Dépénaliser certaines infractions environnementales
Si elles ont culminé lors de la crise agricole du début 2024, les manifestations d'hostilité à l'égard des normes environnementales sont courantes, et les inspecteurs de l’environnement sont régulièrement la cible d’exactions sur le terrain. Pour apaiser les relations et rompre avec l'image répressive attachée à l’établissement, le rapport appelle à "mettre davantage l’accent sur la pédagogie et l’accompagnement". On retrouve sur ce chapitre l’écho des annonces faites par l’ancien Premier ministre Gabriel Attal pour apaiser les agriculteurs. La question névralgique du désarmement des agents, véritable totem pour les syndicats agricoles, n'est pas reprise par la mission sénatoriale, qui estime toutefois opportun de définir une doctrine du port de l'arme "moins ostensible" lors des contrôles de routine, et propose de "proportionner la visibilité du port de l'arme à la conflictualité potentielle des situations de contrôle". L’accent est aussi mis sur la formation et le cadre déontologique via l’adoption d’une charte, et pour superviser ces contrôles, la création d’une inspection générale de l’OFB.

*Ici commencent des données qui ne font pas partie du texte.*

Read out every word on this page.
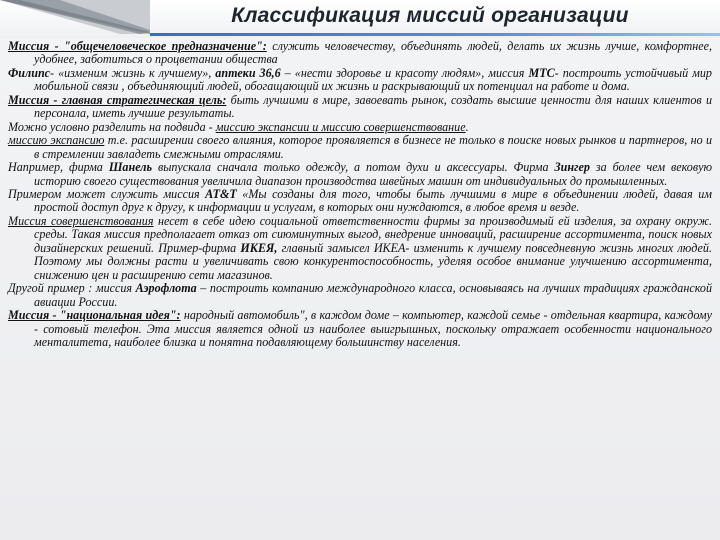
Классификация миссий организации

Миссия - "общечеловеческое предназначение": служить человечеству, объединять людей, делать их жизнь лучше, комфортнее, удобнее, заботиться о процветании общества

Филипс- «изменим жизнь к лучшему», аптеки 36,6 – «нести здоровье и красоту людям», миссия МТС- построить устойчивый мир мобильной связи , объединяющий людей, обогащающий их жизнь и раскрывающий их потенциал на работе и дома.

Миссия - главная стратегическая цель: быть лучшими в мире, завоевать рынок, создать высшие ценности для наших клиентов и персонала, иметь лучшие результаты.

Можно условно разделить на подвида - миссию экспансии и миссию совершенствование.

миссию экспансию т.е. расширении своего влияния, которое проявляется в бизнесе не только в поиске новых рынков и партнеров, но и в стремлении завладеть смежными отраслями.

Например, фирма Шанель выпускала сначала только одежду, а потом духи и аксессуары. Фирма Зингер за более чем вековую историю своего существования увеличила диапазон производства швейных машин от индивидуальных до промышленных.

Примером может служить миссия AT&T «Мы созданы для того, чтобы быть лучшими в мире в объединении людей, давая им простой доступ друг к другу, к информации и услугам, в которых они нуждаются, в любое время и везде.

Миссия совершенствования несет в себе идею социальной ответственности фирмы за производимый ей изделия, за охрану окруж. среды. Такая миссия предполагает отказ от сиюминутных выгод, внедрение инноваций, расширение ассортимента, поиск новых дизайнерских решений. Пример-фирма ИКЕЯ, главный замысел ИКЕА- изменить к лучшему повседневную жизнь многих людей. Поэтому мы должны расти и увеличивать свою конкурентоспособность, уделяя особое внимание улучшению ассортимента, снижению цен и расширению сети магазинов.

Другой пример : миссия Аэрофлота – построить компанию международного класса, основываясь на лучших традициях гражданской авиации России.

Миссия - "национальная идея": народный автомобиль", в каждом доме – компьютер, каждой семье - отдельная квартира, каждому - сотовый телефон. Эта миссия является одной из наиболее выигрышных, поскольку отражает особенности национального менталитета, наиболее близка и понятна подавляющему большинству населения.
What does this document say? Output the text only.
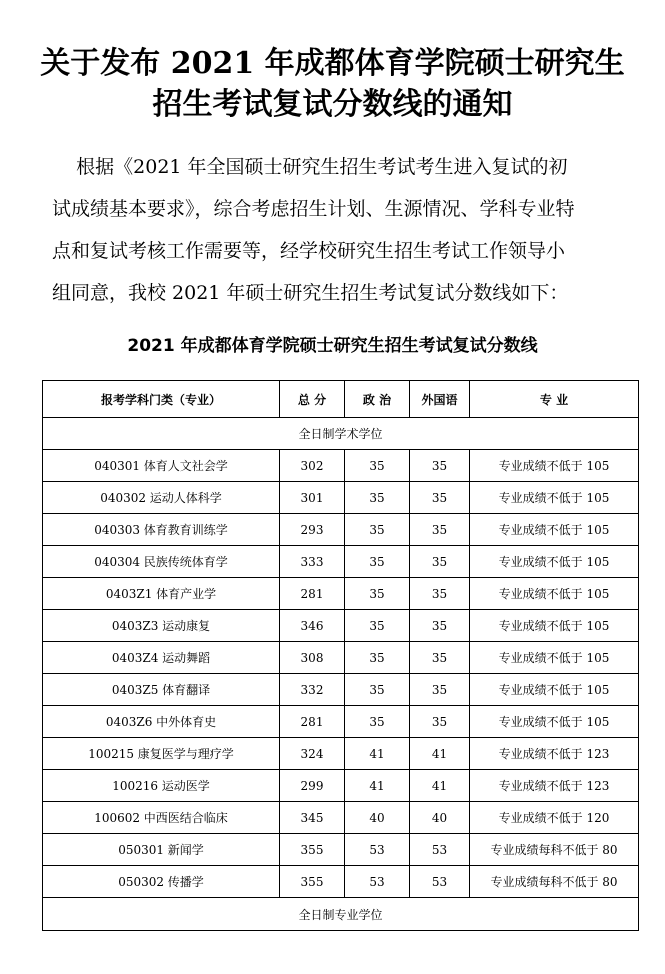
关于发布 2021 年成都体育学院硕士研究生
招生考试复试分数线的通知
根据《2021 年全国硕士研究生招生考试考生进入复试的初
试成绩基本要求》，综合考虑招生计划、生源情况、学科专业特
点和复试考核工作需要等，经学校研究生招生考试工作领导小
组同意，我校 2021 年硕士研究生招生考试复试分数线如下：
2021 年成都体育学院硕士研究生招生考试复试分数线
报考学科门类（专业）	总 分	政 治	外国语	专 业
全日制学术学位				
040301 体育人文社会学	302	35	35	专业成绩不低于 105
040302 运动人体科学	301	35	35	专业成绩不低于 105
040303 体育教育训练学	293	35	35	专业成绩不低于 105
040304 民族传统体育学	333	35	35	专业成绩不低于 105
0403Z1 体育产业学	281	35	35	专业成绩不低于 105
0403Z3 运动康复	346	35	35	专业成绩不低于 105
0403Z4 运动舞蹈	308	35	35	专业成绩不低于 105
0403Z5 体育翻译	332	35	35	专业成绩不低于 105
0403Z6 中外体育史	281	35	35	专业成绩不低于 105
100215 康复医学与理疗学	324	41	41	专业成绩不低于 123
100216 运动医学	299	41	41	专业成绩不低于 123
100602 中西医结合临床	345	40	40	专业成绩不低于 120
050301 新闻学	355	53	53	专业成绩每科不低于 80
050302 传播学	355	53	53	专业成绩每科不低于 80
全日制专业学位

Un partenariat pourrait par ailleurs être noué entre l'OFB et les chambres d'agriculture "afin de favoriser les démarches de contrôles pédagogiques sans verbalisation, sous forme de 'contrôle à blanc'". Autre recommandation : instaurer un "droit à l'erreur" pour les acteurs de bonne foi et mieux prendre en compte le caractère non intentionnel des infractions environnementales. Un pas avait déjà été fait en ce sens par les députés en mai dernier lors de l'examen du projet de loi d'orientation agricole interrompu par la dissolution. Un amendement gouvernemental avait aussi révisé l'échelle des peines en cas d'atteinte à l'environnement en réservant "la qualification de délit" aux atteintes "de manière intentionnelle". Une piste également reprise par la mission sénatoriale qui suggère "une réflexion visant à dépénaliser certaines infractions environnementales afin de favoriser un meilleur équilibre entre police judiciaire et police administrative, moins inquisitoriale et traumatisante" et invite à "une meilleure gradation des sanctions administratives aux atteintes à l’environnement, en fonction de leur gravité". Et plus globalement propose de développer "les mesures alternatives aux poursuites et les stages de sensibilisation aux enjeux de la préservation de l'environnement pour les infractions environnementales les moins graves".